How Strategic Management Differs From Business Policies
Strategic management and business policies are both very valuable tools for businesses, but they are also very different tools. Managers should understand the differences between strategic management and policies so that they can understand how to use both for the benefit of the firm.
Strategic management is system used by managers of firms to direct and administer a firm. Strategic management combines elements of scientific research and the art of management in order to make decisions for the firm. Strategic management is used to address issues such as which markets to enter, how to build competencies and how to structure the firm. Strategic management is, generally, directed from the top down with strategic decisions being made by the top management team.

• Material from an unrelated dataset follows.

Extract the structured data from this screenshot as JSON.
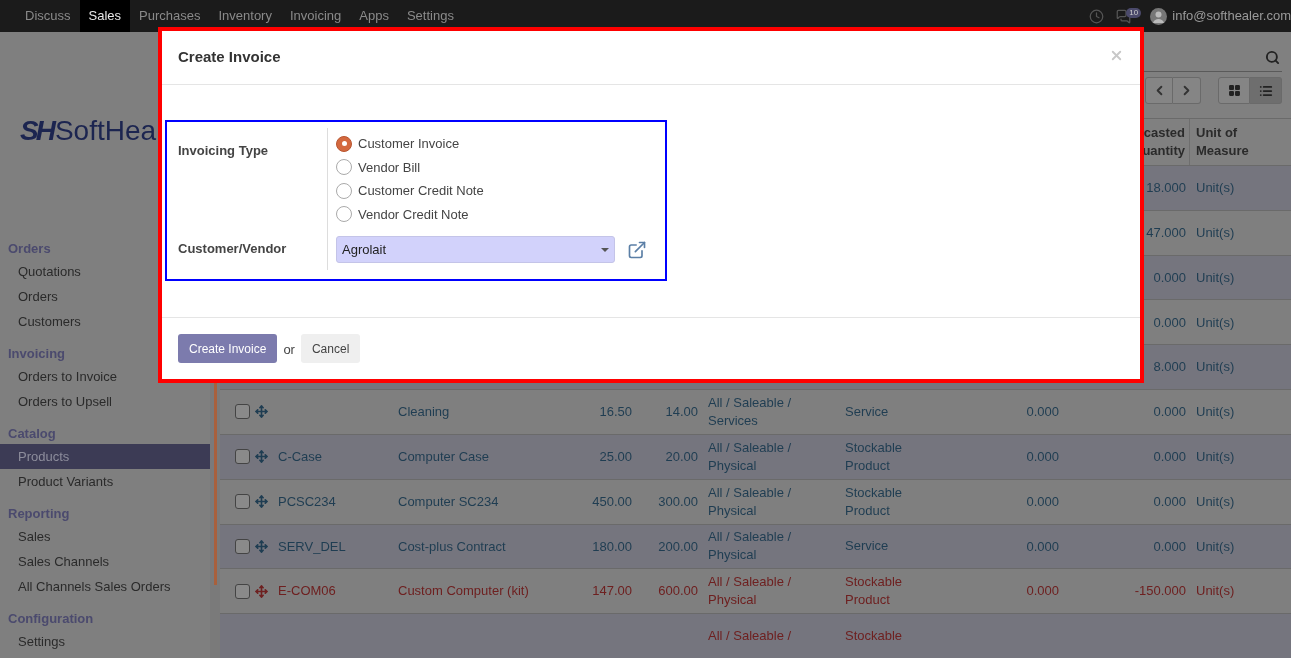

Business policies are the internal rules that a company has to decide actions. Policies serve to place boundaries on the decisions and actions made by employees. For example, a firm could have a policy that all clients must have an excellent credit record or pay up front. Employees would then be required to follow these policies. Policies may be decided by the top management team, but more specific policies may be determined by line managers.

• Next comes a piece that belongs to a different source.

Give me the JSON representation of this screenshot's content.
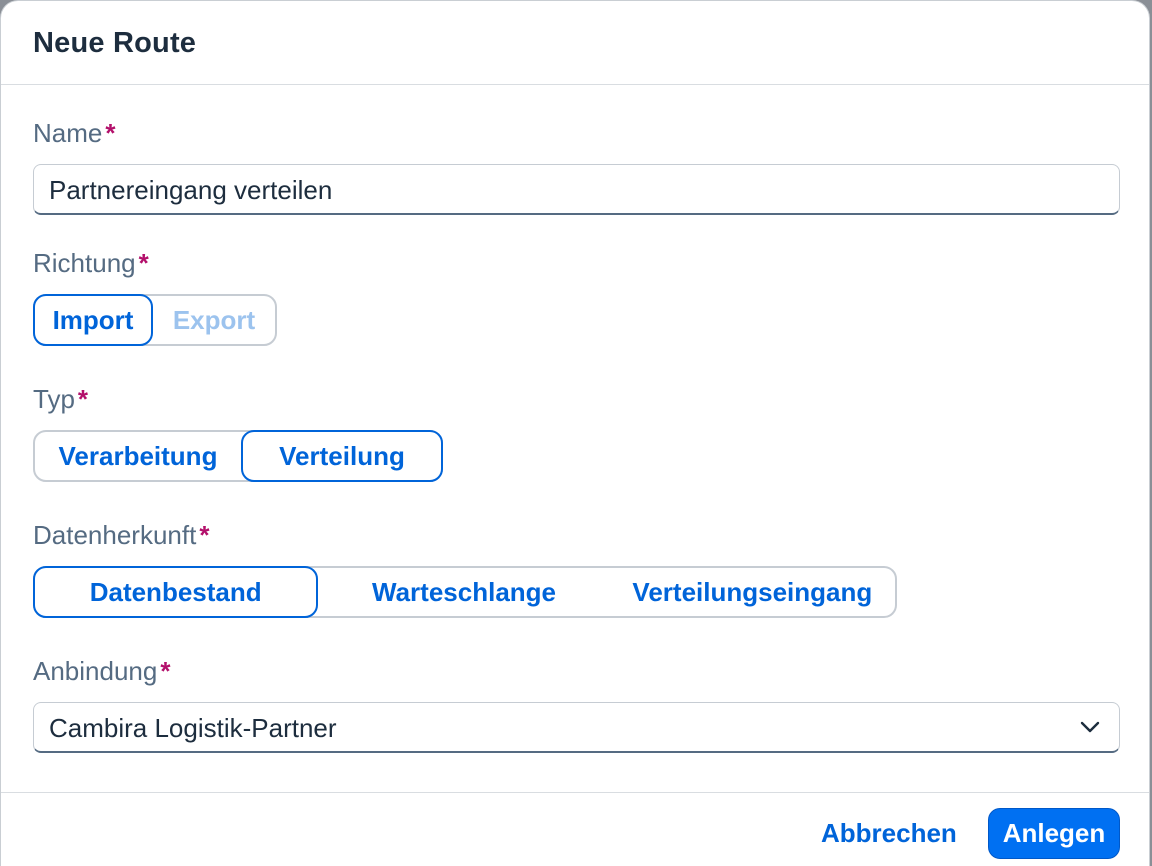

The central difference between strategic management and business policies is that strategic management is a system that helps guide and direct a firm, while policies, on the other hand, are merely rules to be followed. Business policies alone are not enough to provide guidance for a firm, they merely tell members of the organization what to do. Policies are static and unchanging so they cannot help a firm in a changing environment, while strategic management is able to adapt to changes.
Business policies do not influence the firm's strategic management, but strategic management can influence the firm's policies. If a firm makes a strategic decision to increase profits, for example, the company's policies might change to reflect this; for instance by requiring managers to reduce spending or limiting contracts to ones above a certain value.